In Großbritannien wurden zwei Modelle zur Vorhersage des Mortalitätsrisikos bei extrem Frühgeborenen entwickelt, eines ausgehend von einem bei Einsetzen der Wehen lebenden Kindes und eines für Kinder, die lebend auf eine neonatalogische Intensivstation kommen. Solche Modelle müssen aber in anderen Populationen zunächst validiert werden, ehe sie dort angewendet werden können. Ewoud Schuit et al. untersuchten die Aussagekraft der Modelle für die Niederlande.

Im Gegensatz zu Großbritannien, wo die Untersuchungen explizit auch Kinder asiatischer Herkunft, vor allem aus dem indischen Subkontinent, einschlossen, beschränkten sich die Untersuchungen in Holland auf Kohorten von Kindern europäischer Herkunft. Von allen in den Niederlanden zwischen dem 1. Januar 2000 und dem 31. Dezember 2007 erfassten Frühgeborenen mit einem Gestationsalter von 22 bis 32 Wochen waren 17 582 bei Einsetzen der Wehen noch am Leben, 11 578 wurden in einer neonatologischen Intensivstation behandelt. Die Autoren erfassten die Mortalität bis zum 28. Tag nach der Geburt.
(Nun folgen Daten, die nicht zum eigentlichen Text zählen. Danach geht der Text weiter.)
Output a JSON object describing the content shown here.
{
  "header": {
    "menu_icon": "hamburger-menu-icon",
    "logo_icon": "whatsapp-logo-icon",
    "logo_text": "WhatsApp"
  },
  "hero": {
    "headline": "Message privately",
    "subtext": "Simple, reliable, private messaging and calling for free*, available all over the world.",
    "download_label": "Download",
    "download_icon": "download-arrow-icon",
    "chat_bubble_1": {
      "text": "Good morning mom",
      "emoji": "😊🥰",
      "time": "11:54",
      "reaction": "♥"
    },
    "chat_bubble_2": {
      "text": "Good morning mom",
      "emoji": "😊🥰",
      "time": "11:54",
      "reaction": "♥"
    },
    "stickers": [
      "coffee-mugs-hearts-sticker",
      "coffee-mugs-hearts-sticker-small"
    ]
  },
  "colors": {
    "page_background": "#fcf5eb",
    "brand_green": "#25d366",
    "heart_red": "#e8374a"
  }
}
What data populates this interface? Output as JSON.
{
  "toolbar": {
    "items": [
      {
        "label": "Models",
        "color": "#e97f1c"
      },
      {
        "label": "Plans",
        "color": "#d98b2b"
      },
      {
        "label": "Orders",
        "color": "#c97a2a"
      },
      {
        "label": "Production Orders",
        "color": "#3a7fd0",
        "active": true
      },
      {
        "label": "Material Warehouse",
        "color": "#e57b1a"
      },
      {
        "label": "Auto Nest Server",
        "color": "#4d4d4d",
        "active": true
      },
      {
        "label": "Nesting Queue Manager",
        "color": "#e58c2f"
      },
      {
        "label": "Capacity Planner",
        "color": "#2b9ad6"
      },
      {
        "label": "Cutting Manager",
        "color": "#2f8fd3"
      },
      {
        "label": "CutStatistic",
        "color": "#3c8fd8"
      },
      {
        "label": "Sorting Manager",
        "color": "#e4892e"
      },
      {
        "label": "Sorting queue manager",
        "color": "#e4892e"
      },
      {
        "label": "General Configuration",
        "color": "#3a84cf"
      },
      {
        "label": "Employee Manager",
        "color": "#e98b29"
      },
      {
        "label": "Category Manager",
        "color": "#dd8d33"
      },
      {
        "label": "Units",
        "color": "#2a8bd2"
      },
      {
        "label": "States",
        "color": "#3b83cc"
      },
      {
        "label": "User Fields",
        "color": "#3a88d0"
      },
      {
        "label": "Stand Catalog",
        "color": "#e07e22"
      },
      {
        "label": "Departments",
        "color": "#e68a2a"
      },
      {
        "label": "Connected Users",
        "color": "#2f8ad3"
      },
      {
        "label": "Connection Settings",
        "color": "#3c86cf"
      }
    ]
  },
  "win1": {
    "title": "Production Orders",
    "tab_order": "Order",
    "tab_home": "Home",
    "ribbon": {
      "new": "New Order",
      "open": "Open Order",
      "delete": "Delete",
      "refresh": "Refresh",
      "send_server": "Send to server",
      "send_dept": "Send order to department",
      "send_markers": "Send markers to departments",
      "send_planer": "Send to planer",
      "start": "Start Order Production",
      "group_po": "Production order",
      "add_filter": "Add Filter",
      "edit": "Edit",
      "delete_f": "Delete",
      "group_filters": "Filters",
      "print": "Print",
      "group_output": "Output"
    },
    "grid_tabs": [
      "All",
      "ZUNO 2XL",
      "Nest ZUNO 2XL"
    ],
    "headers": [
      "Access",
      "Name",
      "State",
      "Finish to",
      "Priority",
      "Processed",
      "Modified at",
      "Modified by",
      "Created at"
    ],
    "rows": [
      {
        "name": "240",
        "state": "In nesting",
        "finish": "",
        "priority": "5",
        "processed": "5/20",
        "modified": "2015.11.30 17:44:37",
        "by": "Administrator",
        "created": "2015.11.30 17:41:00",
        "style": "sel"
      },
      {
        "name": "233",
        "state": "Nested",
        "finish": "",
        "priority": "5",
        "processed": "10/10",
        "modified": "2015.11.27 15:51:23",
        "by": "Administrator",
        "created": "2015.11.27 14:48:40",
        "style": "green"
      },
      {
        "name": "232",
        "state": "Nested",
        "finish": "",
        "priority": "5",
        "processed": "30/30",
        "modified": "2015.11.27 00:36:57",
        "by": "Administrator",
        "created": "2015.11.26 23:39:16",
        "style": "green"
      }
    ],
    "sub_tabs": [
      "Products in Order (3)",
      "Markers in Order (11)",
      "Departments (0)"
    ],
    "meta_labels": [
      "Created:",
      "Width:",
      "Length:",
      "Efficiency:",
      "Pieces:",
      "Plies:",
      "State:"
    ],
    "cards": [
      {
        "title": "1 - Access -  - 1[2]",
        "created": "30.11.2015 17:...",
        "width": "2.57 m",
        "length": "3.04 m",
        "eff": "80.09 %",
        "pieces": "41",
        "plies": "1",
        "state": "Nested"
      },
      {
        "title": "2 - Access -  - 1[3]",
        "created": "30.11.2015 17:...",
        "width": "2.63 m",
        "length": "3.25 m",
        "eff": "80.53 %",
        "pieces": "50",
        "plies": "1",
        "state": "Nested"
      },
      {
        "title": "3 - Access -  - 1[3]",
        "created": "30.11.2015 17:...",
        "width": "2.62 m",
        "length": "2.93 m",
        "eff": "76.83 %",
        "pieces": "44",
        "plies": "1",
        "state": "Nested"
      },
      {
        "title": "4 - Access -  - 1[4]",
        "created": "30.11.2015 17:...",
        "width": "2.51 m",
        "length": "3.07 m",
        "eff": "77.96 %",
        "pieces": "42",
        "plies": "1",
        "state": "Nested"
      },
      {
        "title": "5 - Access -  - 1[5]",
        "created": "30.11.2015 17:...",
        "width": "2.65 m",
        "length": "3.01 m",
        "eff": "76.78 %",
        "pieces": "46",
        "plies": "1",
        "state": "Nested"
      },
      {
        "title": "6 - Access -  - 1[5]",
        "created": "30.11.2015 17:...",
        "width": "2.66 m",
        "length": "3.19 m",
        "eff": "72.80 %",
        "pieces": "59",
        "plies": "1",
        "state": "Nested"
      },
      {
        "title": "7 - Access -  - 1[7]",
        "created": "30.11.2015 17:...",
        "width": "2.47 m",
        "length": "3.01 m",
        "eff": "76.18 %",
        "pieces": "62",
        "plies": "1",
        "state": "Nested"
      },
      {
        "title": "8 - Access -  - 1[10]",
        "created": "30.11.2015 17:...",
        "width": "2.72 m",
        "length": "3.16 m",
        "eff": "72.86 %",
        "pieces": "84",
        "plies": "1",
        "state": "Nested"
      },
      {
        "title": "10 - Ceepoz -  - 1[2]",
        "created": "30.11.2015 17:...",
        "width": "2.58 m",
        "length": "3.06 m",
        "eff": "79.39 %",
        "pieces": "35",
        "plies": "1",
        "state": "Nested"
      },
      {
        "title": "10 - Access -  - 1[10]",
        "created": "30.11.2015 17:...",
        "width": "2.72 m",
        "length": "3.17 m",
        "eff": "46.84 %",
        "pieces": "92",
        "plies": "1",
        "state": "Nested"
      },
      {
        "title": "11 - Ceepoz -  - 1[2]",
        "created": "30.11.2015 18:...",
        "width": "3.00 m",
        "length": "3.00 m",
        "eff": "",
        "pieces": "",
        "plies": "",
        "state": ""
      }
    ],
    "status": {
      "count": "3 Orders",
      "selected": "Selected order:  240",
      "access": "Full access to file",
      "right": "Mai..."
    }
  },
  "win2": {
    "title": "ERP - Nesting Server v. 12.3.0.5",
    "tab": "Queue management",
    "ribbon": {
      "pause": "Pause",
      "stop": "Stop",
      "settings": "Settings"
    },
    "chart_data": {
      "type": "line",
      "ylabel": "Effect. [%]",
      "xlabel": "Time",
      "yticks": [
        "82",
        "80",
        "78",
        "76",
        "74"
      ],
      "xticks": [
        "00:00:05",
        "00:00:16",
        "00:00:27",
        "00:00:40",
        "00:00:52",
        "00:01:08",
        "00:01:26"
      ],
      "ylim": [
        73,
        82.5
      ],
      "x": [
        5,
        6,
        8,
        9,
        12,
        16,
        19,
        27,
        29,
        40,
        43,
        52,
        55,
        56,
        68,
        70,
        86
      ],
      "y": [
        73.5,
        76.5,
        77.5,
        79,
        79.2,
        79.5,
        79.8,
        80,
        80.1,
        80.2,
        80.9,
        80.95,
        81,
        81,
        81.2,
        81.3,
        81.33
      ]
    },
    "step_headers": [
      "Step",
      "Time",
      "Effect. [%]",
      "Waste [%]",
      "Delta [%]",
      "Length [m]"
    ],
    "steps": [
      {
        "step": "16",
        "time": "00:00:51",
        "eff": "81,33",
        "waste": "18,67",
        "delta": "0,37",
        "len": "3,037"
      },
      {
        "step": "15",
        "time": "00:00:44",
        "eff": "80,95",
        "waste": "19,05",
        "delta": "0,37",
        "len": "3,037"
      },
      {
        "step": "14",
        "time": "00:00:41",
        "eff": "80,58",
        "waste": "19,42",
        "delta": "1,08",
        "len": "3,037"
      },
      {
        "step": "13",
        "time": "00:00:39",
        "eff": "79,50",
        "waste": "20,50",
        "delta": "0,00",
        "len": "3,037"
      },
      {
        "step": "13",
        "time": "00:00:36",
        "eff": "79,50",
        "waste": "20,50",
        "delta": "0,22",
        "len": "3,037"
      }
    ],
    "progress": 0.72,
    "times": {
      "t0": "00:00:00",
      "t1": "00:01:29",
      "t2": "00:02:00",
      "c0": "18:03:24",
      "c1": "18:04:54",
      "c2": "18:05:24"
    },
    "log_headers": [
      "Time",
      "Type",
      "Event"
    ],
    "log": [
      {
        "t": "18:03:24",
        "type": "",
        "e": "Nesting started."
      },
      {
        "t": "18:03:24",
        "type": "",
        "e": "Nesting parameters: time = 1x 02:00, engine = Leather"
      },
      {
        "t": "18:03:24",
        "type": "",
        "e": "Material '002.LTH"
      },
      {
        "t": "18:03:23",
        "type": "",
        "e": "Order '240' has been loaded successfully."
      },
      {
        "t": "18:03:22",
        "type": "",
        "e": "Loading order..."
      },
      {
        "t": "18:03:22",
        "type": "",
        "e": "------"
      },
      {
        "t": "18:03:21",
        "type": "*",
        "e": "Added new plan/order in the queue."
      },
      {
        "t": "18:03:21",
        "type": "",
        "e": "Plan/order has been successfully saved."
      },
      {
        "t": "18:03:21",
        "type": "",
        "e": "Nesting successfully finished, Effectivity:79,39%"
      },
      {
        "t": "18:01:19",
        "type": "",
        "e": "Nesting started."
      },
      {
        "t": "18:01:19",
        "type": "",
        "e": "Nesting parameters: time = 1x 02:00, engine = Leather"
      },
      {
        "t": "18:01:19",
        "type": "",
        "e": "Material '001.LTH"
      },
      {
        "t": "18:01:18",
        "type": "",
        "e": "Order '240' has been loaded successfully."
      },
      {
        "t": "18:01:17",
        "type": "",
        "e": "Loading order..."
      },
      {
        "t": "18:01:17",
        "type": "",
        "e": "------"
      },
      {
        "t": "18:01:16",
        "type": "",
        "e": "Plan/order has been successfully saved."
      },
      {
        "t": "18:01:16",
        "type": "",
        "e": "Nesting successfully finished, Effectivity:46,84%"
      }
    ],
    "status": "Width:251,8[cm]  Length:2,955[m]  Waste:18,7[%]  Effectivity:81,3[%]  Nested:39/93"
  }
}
Von den Frühgeborenen, die bei Einsetzen der Wehen noch gelebt hatten, verstarben 16,7 % (n = 2939) unter der Geburt oder bis 28 Tage danach. Bei den Kindern, die lebend auf eine neonatologische Intensivstation gekommen waren, verstarben 7,8 % (n = 908) vor der Entlassung.

Obwohl die Population in Holland etwas anders war als in Großbritannien, zeigten beide prognostischen Modelle eine gute Kalibrierung und prognostische Diskriminierung zwischen Verstorbenen und Überlebenden. Das erste Modell für Kinder, die bei Einsetzen der Wehen noch lebten, diskriminierte sehr gut zwischen verstorbenen und überlebenden Kindern (C-Statistik-Koeffizienten 0,92), das zweite Modell für Kinder, die lebend die neonatalogische Intensivstation erreichten, etwas schlechter, aber ebenfalls noch gut (C-Statistik-Koeffizient 0,82).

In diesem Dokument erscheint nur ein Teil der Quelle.